Ecco, quindi nessun rimpasto?

Sì, lo ribadisco: la priorità va data all’agenda.

 

Ad esempio?

La chiusura del centro storico va portata avanti, non vorremmo mica lasciarla così? Poi la città termale, i servizi sociali, la cultura. Ecco sulla cultura c’è un problema irrisolto.

 

Cioè?

Il sindaco l’indomani del convegno su Viterbo Città Europea dello Sport ci aveva detto che avrebbe fatto alcune proposte per superare questo impasse. Anche solo per questione di opportunità la cultura non può continuare ad essere un problema per questa amministrazione. Dobbiamo fare in modo che si esca da questa situazione.

 

In che modo?

Prendo ad esempio il Festival delle Luci. Avrei voluto che in città si fosse parlato della buona o cattiva riuscita e non, come è stato, di tutt’altro. Non possiamo metterci in difficoltà da soli, va garantita la trasparenza assoluta. Non ci devono essere dubbi su ciò che facciamo, non abbiamo bisogno di polemiche.

 

Anche in questo caso non interessa un rimpasto o un giro di deleghe?
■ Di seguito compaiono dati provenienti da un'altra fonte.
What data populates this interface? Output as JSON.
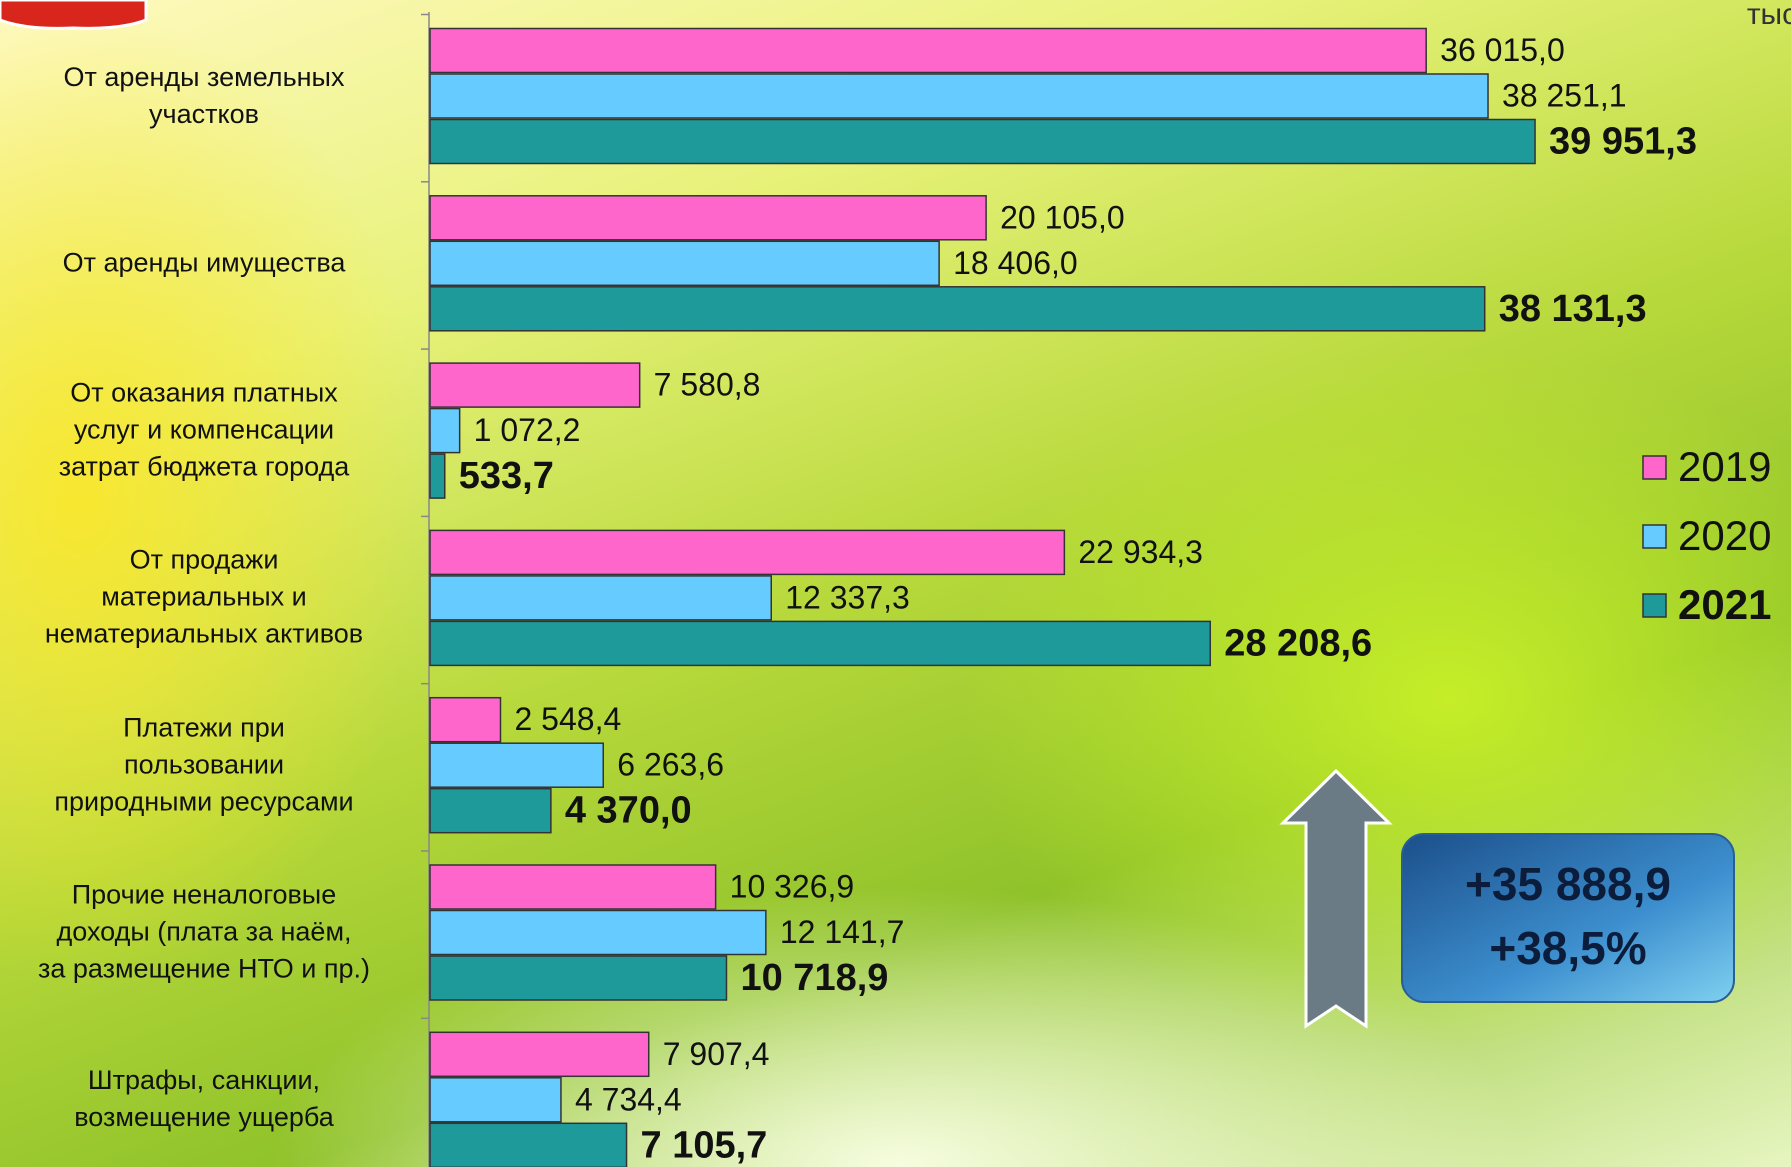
{
  "chart_data": {
    "type": "bar",
    "orientation": "horizontal",
    "unit": "тыс. руб.",
    "categories": [
      "От аренды земельных\nучастков",
      "От аренды имущества",
      "От оказания платных\nуслуг и компенсации\nзатрат бюджета города",
      "От продажи\nматериальных и\nнематериальных активов",
      "Платежи при\nпользовании\nприродными ресурсами",
      "Прочие неналоговые\nдоходы (плата за наём,\nза размещение НТО и пр.)",
      "Штрафы, санкции,\nвозмещение ущерба"
    ],
    "series": [
      {
        "name": "2019",
        "color": "#ff66cc",
        "bold": false,
        "values": [
          36015.0,
          20105.0,
          7580.8,
          22934.3,
          2548.4,
          10326.9,
          7907.4
        ],
        "value_labels": [
          "36 015,0",
          "20 105,0",
          "7 580,8",
          "22 934,3",
          "2 548,4",
          "10 326,9",
          "7 907,4"
        ]
      },
      {
        "name": "2020",
        "color": "#66ccff",
        "bold": false,
        "values": [
          38251.1,
          18406.0,
          1072.2,
          12337.3,
          6263.6,
          12141.7,
          4734.4
        ],
        "value_labels": [
          "38 251,1",
          "18 406,0",
          "1 072,2",
          "12 337,3",
          "6 263,6",
          "12 141,7",
          "4 734,4"
        ]
      },
      {
        "name": "2021",
        "color": "#1f9a9a",
        "bold": true,
        "values": [
          39951.3,
          38131.3,
          533.7,
          28208.6,
          4370.0,
          10718.9,
          7105.7
        ],
        "value_labels": [
          "39 951,3",
          "38 131,3",
          "533,7",
          "28 208,6",
          "4 370,0",
          "10 718,9",
          "7 105,7"
        ]
      }
    ],
    "legend": "right",
    "annotation": [
      "+35 888,9",
      "+38,5%"
    ]
  }
}
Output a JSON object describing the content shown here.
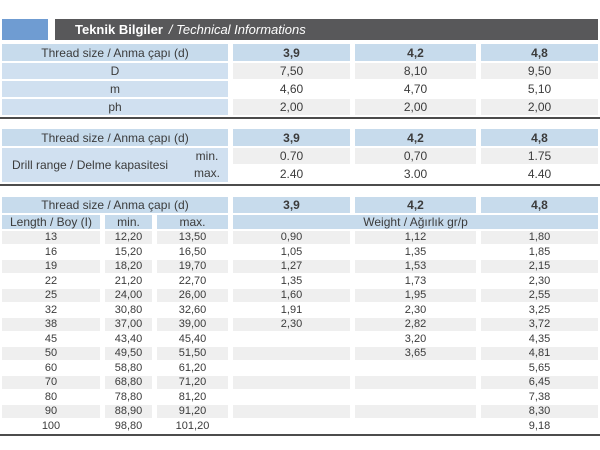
{
  "header": {
    "title_tr": "Teknik Bilgiler",
    "title_en": "/ Technical Informations"
  },
  "colors": {
    "accent_blue": "#6f9cd2",
    "titlebar_gray": "#58585a",
    "header_blue": "#c7dbec",
    "label_blue": "#d0e0f0",
    "stripe_gray": "#efefef"
  },
  "thread_header": {
    "label": "Thread size / Anma çapı (d)",
    "sizes": [
      "3,9",
      "4,2",
      "4,8"
    ]
  },
  "dimensions_table": {
    "rows": [
      {
        "label": "D",
        "values": [
          "7,50",
          "8,10",
          "9,50"
        ]
      },
      {
        "label": "m",
        "values": [
          "4,60",
          "4,70",
          "5,10"
        ]
      },
      {
        "label": "ph",
        "values": [
          "2,00",
          "2,00",
          "2,00"
        ]
      }
    ]
  },
  "drill_table": {
    "label": "Drill range / Delme kapasitesi",
    "min_label": "min.",
    "max_label": "max.",
    "min_values": [
      "0.70",
      "0,70",
      "1.75"
    ],
    "max_values": [
      "2.40",
      "3.00",
      "4.40"
    ]
  },
  "length_table": {
    "length_label": "Length / Boy (I)",
    "min_label": "min.",
    "max_label": "max.",
    "weight_label": "Weight / Ağırlık gr/p",
    "rows": [
      {
        "length": "13",
        "min": "12,20",
        "max": "13,50",
        "weights": [
          "0,90",
          "1,12",
          "1,80"
        ]
      },
      {
        "length": "16",
        "min": "15,20",
        "max": "16,50",
        "weights": [
          "1,05",
          "1,35",
          "1,85"
        ]
      },
      {
        "length": "19",
        "min": "18,20",
        "max": "19,70",
        "weights": [
          "1,27",
          "1,53",
          "2,15"
        ]
      },
      {
        "length": "22",
        "min": "21,20",
        "max": "22,70",
        "weights": [
          "1,35",
          "1,73",
          "2,30"
        ]
      },
      {
        "length": "25",
        "min": "24,00",
        "max": "26,00",
        "weights": [
          "1,60",
          "1,95",
          "2,55"
        ]
      },
      {
        "length": "32",
        "min": "30,80",
        "max": "32,60",
        "weights": [
          "1,91",
          "2,30",
          "3,25"
        ]
      },
      {
        "length": "38",
        "min": "37,00",
        "max": "39,00",
        "weights": [
          "2,30",
          "2,82",
          "3,72"
        ]
      },
      {
        "length": "45",
        "min": "43,40",
        "max": "45,40",
        "weights": [
          "",
          "3,20",
          "4,35"
        ]
      },
      {
        "length": "50",
        "min": "49,50",
        "max": "51,50",
        "weights": [
          "",
          "3,65",
          "4,81"
        ]
      },
      {
        "length": "60",
        "min": "58,80",
        "max": "61,20",
        "weights": [
          "",
          "",
          "5,65"
        ]
      },
      {
        "length": "70",
        "min": "68,80",
        "max": "71,20",
        "weights": [
          "",
          "",
          "6,45"
        ]
      },
      {
        "length": "80",
        "min": "78,80",
        "max": "81,20",
        "weights": [
          "",
          "",
          "7,38"
        ]
      },
      {
        "length": "90",
        "min": "88,90",
        "max": "91,20",
        "weights": [
          "",
          "",
          "8,30"
        ]
      },
      {
        "length": "100",
        "min": "98,80",
        "max": "101,20",
        "weights": [
          "",
          "",
          "9,18"
        ]
      }
    ]
  }
}
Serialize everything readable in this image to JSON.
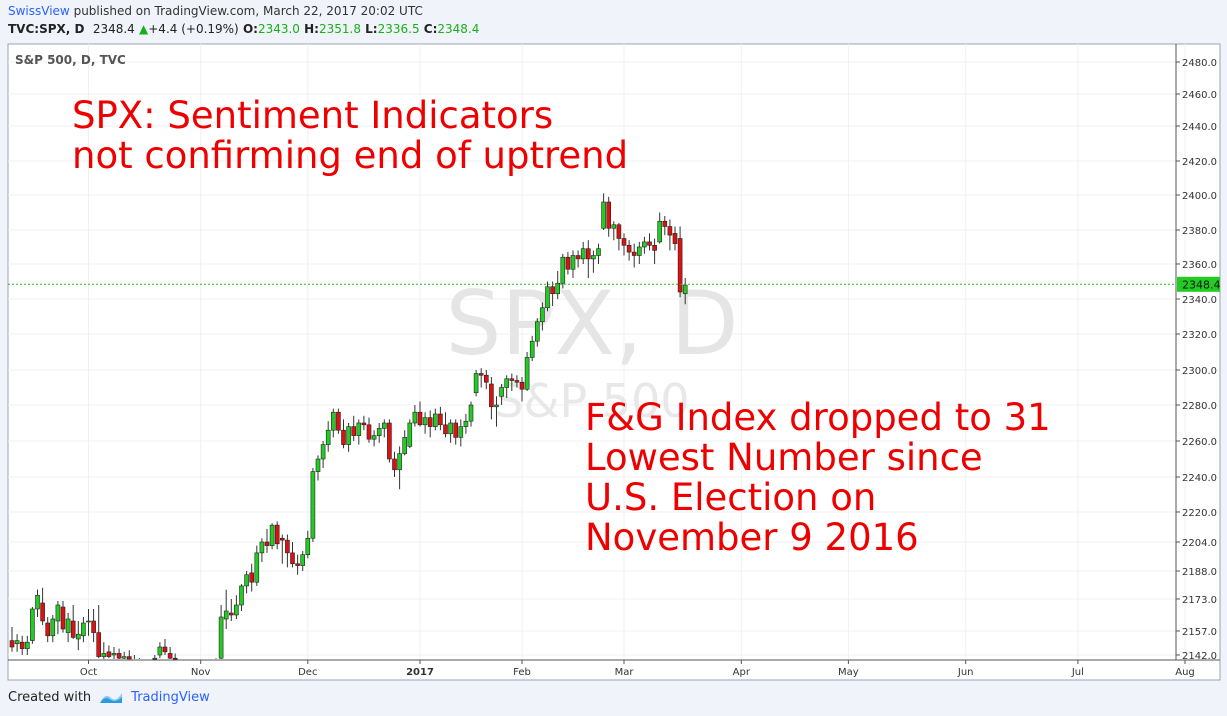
{
  "header": {
    "author": "SwissView",
    "published_text": "published on TradingView.com, March 22, 2017 20:02 UTC",
    "symbol": "TVC:SPX, D",
    "last": "2348.4",
    "change_arrow": "▲",
    "change": "+4.4 (+0.19%)",
    "o_label": "O:",
    "o": "2343.0",
    "h_label": "H:",
    "h": "2351.8",
    "l_label": "L:",
    "l": "2336.5",
    "c_label": "C:",
    "c": "2348.4"
  },
  "chart_data": {
    "type": "candlestick",
    "title": "S&P 500, D, TVC",
    "watermark_main": "SPX, D",
    "watermark_sub": "S&P 500",
    "annotation_1": [
      "SPX: Sentiment Indicators",
      "not confirming end of uptrend"
    ],
    "annotation_2": [
      "F&G Index dropped to 31",
      "Lowest Number since",
      "U.S. Election on",
      "November 9 2016"
    ],
    "last_price_label": "2348.4",
    "last_price": 2348.4,
    "y_ticks": [
      2142.0,
      2157.0,
      2173.0,
      2188.0,
      2204.0,
      2220.0,
      2240.0,
      2260.0,
      2280.0,
      2300.0,
      2320.0,
      2340.0,
      2360.0,
      2380.0,
      2400.0,
      2420.0,
      2440.0,
      2460.0,
      2480.0
    ],
    "y_tick_labels": [
      "2142.0",
      "2157.0",
      "2173.0",
      "2188.0",
      "2204.0",
      "2220.0",
      "2240.0",
      "2260.0",
      "2280.0",
      "2300.0",
      "2320.0",
      "2340.0",
      "2360.0",
      "2380.0",
      "2400.0",
      "2420.0",
      "2440.0",
      "2460.0",
      "2480.0"
    ],
    "x_ticks": [
      "Oct",
      "Nov",
      "Dec",
      "2017",
      "Feb",
      "Mar",
      "Apr",
      "May",
      "Jun",
      "Jul",
      "Aug"
    ],
    "x_tick_index": [
      15,
      37,
      58,
      80,
      100,
      120,
      143,
      164,
      187,
      209,
      230
    ],
    "up_color": "#22cc22",
    "down_color": "#dd1111",
    "grid": true,
    "y_scale": "log",
    "candles": [
      [
        2151,
        2159,
        2144,
        2147
      ],
      [
        2149,
        2155,
        2144,
        2151
      ],
      [
        2150,
        2154,
        2142,
        2146
      ],
      [
        2146,
        2154,
        2142,
        2150
      ],
      [
        2151,
        2169,
        2149,
        2168
      ],
      [
        2168,
        2178,
        2164,
        2175
      ],
      [
        2171,
        2179,
        2160,
        2162
      ],
      [
        2161,
        2164,
        2150,
        2154
      ],
      [
        2154,
        2165,
        2150,
        2163
      ],
      [
        2162,
        2172,
        2155,
        2170
      ],
      [
        2169,
        2172,
        2156,
        2158
      ],
      [
        2156,
        2166,
        2150,
        2163
      ],
      [
        2162,
        2170,
        2152,
        2153
      ],
      [
        2152,
        2162,
        2145,
        2155
      ],
      [
        2154,
        2164,
        2150,
        2161
      ],
      [
        2162,
        2168,
        2154,
        2162
      ],
      [
        2162,
        2168,
        2150,
        2156
      ],
      [
        2156,
        2170,
        2140,
        2141
      ],
      [
        2141,
        2150,
        2139,
        2143
      ],
      [
        2144,
        2148,
        2140,
        2141
      ],
      [
        2142,
        2147,
        2139,
        2143
      ],
      [
        2143,
        2146,
        2139,
        2140
      ],
      [
        2140,
        2144,
        2138,
        2141
      ],
      [
        2141,
        2145,
        2138,
        2139
      ],
      [
        2139,
        2142,
        2136,
        2137
      ],
      [
        2137,
        2140,
        2133,
        2135
      ],
      [
        2135,
        2139,
        2131,
        2134
      ],
      [
        2134,
        2138,
        2130,
        2132
      ],
      [
        2138,
        2142,
        2135,
        2140
      ],
      [
        2142,
        2150,
        2140,
        2147
      ],
      [
        2147,
        2152,
        2142,
        2144
      ],
      [
        2143,
        2147,
        2138,
        2140
      ],
      [
        2140,
        2143,
        2134,
        2136
      ],
      [
        2136,
        2139,
        2130,
        2133
      ],
      [
        2133,
        2137,
        2128,
        2131
      ],
      [
        2131,
        2134,
        2125,
        2128
      ],
      [
        2128,
        2132,
        2122,
        2126
      ],
      [
        2126,
        2130,
        2120,
        2124
      ],
      [
        2124,
        2128,
        2120,
        2123
      ],
      [
        2126,
        2134,
        2124,
        2132
      ],
      [
        2133,
        2140,
        2131,
        2139
      ],
      [
        2140,
        2170,
        2138,
        2164
      ],
      [
        2163,
        2178,
        2158,
        2167
      ],
      [
        2166,
        2173,
        2162,
        2165
      ],
      [
        2165,
        2175,
        2163,
        2170
      ],
      [
        2170,
        2181,
        2167,
        2180
      ],
      [
        2180,
        2188,
        2176,
        2186
      ],
      [
        2187,
        2192,
        2177,
        2182
      ],
      [
        2182,
        2202,
        2180,
        2198
      ],
      [
        2198,
        2206,
        2193,
        2204
      ],
      [
        2204,
        2211,
        2198,
        2202
      ],
      [
        2202,
        2214,
        2200,
        2213
      ],
      [
        2213,
        2215,
        2200,
        2203
      ],
      [
        2206,
        2208,
        2192,
        2205
      ],
      [
        2205,
        2208,
        2190,
        2198
      ],
      [
        2198,
        2204,
        2190,
        2192
      ],
      [
        2192,
        2197,
        2186,
        2191
      ],
      [
        2191,
        2199,
        2188,
        2197
      ],
      [
        2197,
        2210,
        2195,
        2206
      ],
      [
        2206,
        2245,
        2204,
        2243
      ],
      [
        2243,
        2252,
        2238,
        2250
      ],
      [
        2250,
        2260,
        2245,
        2258
      ],
      [
        2258,
        2271,
        2254,
        2266
      ],
      [
        2266,
        2278,
        2262,
        2276
      ],
      [
        2276,
        2278,
        2264,
        2266
      ],
      [
        2266,
        2272,
        2256,
        2258
      ],
      [
        2258,
        2270,
        2254,
        2268
      ],
      [
        2268,
        2274,
        2260,
        2263
      ],
      [
        2263,
        2272,
        2258,
        2270
      ],
      [
        2270,
        2274,
        2266,
        2269
      ],
      [
        2269,
        2273,
        2259,
        2261
      ],
      [
        2261,
        2266,
        2257,
        2263
      ],
      [
        2263,
        2270,
        2259,
        2267
      ],
      [
        2267,
        2272,
        2262,
        2270
      ],
      [
        2270,
        2272,
        2248,
        2250
      ],
      [
        2250,
        2254,
        2240,
        2244
      ],
      [
        2244,
        2257,
        2233,
        2253
      ],
      [
        2253,
        2266,
        2252,
        2262
      ],
      [
        2257,
        2272,
        2256,
        2270
      ],
      [
        2270,
        2280,
        2268,
        2276
      ],
      [
        2276,
        2282,
        2268,
        2269
      ],
      [
        2269,
        2276,
        2264,
        2273
      ],
      [
        2273,
        2277,
        2262,
        2268
      ],
      [
        2268,
        2278,
        2266,
        2275
      ],
      [
        2275,
        2279,
        2266,
        2269
      ],
      [
        2269,
        2276,
        2262,
        2264
      ],
      [
        2264,
        2272,
        2259,
        2270
      ],
      [
        2270,
        2272,
        2258,
        2262
      ],
      [
        2262,
        2272,
        2257,
        2268
      ],
      [
        2268,
        2275,
        2264,
        2271
      ],
      [
        2271,
        2282,
        2268,
        2280
      ],
      [
        2287,
        2300,
        2285,
        2298
      ],
      [
        2298,
        2301,
        2290,
        2297
      ],
      [
        2297,
        2300,
        2289,
        2293
      ],
      [
        2292,
        2296,
        2272,
        2279
      ],
      [
        2279,
        2285,
        2268,
        2280
      ],
      [
        2285,
        2292,
        2280,
        2290
      ],
      [
        2290,
        2297,
        2284,
        2295
      ],
      [
        2295,
        2298,
        2288,
        2294
      ],
      [
        2294,
        2297,
        2290,
        2293
      ],
      [
        2293,
        2296,
        2282,
        2289
      ],
      [
        2289,
        2310,
        2288,
        2307
      ],
      [
        2307,
        2319,
        2305,
        2316
      ],
      [
        2316,
        2329,
        2313,
        2327
      ],
      [
        2327,
        2338,
        2322,
        2335
      ],
      [
        2335,
        2350,
        2333,
        2347
      ],
      [
        2347,
        2350,
        2336,
        2343
      ],
      [
        2343,
        2356,
        2340,
        2349
      ],
      [
        2349,
        2366,
        2346,
        2364
      ],
      [
        2364,
        2367,
        2354,
        2357
      ],
      [
        2357,
        2368,
        2352,
        2365
      ],
      [
        2365,
        2368,
        2358,
        2363
      ],
      [
        2363,
        2373,
        2360,
        2369
      ],
      [
        2369,
        2374,
        2352,
        2363
      ],
      [
        2363,
        2368,
        2355,
        2365
      ],
      [
        2365,
        2372,
        2360,
        2369
      ],
      [
        2381,
        2401,
        2380,
        2396
      ],
      [
        2396,
        2399,
        2376,
        2381
      ],
      [
        2381,
        2385,
        2374,
        2383
      ],
      [
        2383,
        2384,
        2368,
        2375
      ],
      [
        2375,
        2378,
        2365,
        2371
      ],
      [
        2371,
        2374,
        2362,
        2367
      ],
      [
        2367,
        2372,
        2358,
        2365
      ],
      [
        2365,
        2373,
        2360,
        2370
      ],
      [
        2370,
        2376,
        2366,
        2373
      ],
      [
        2373,
        2378,
        2368,
        2371
      ],
      [
        2371,
        2375,
        2360,
        2368
      ],
      [
        2373,
        2390,
        2372,
        2385
      ],
      [
        2385,
        2388,
        2377,
        2382
      ],
      [
        2382,
        2386,
        2368,
        2377
      ],
      [
        2378,
        2382,
        2368,
        2372
      ],
      [
        2375,
        2382,
        2341,
        2344
      ],
      [
        2343,
        2352,
        2337,
        2348
      ]
    ]
  },
  "footer": {
    "created_with": "Created with",
    "brand": "TradingView"
  }
}
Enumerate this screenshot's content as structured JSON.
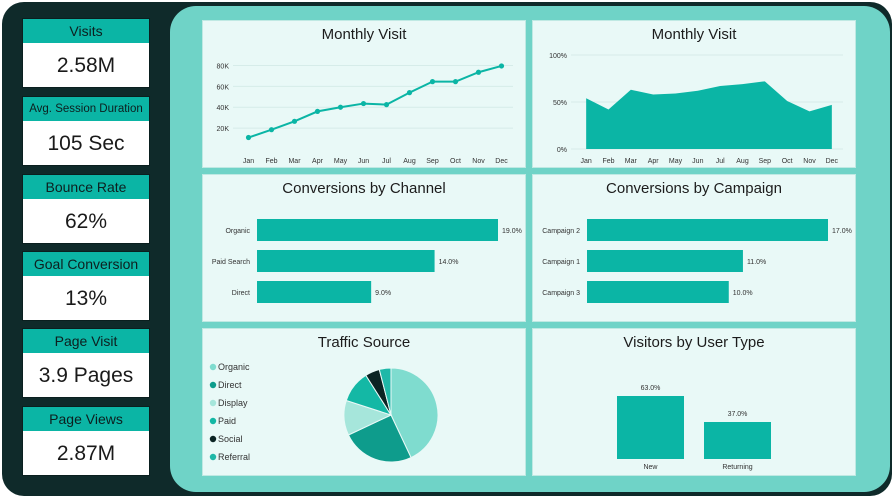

Non mi interessa parlare di questo. Se ci sarà bisogno si cambierà, e ripeto ancora che non è una priorità. Dobbiamo fare le cose.

 

Il “dover fare le cose” lo ripete come se fosse un mantra, fino ad oggi secondo lei l’amministrazione è stata immobile?

Sono passati appena sei mesi dall’inizio della consiliatura, non potrei mai dire una cosa del genere. Ora però dobbiamo mettere in campo la nostra agenda, presentarla al sindaco e alla maggioranza. Tra un anno poi ne riparleremo.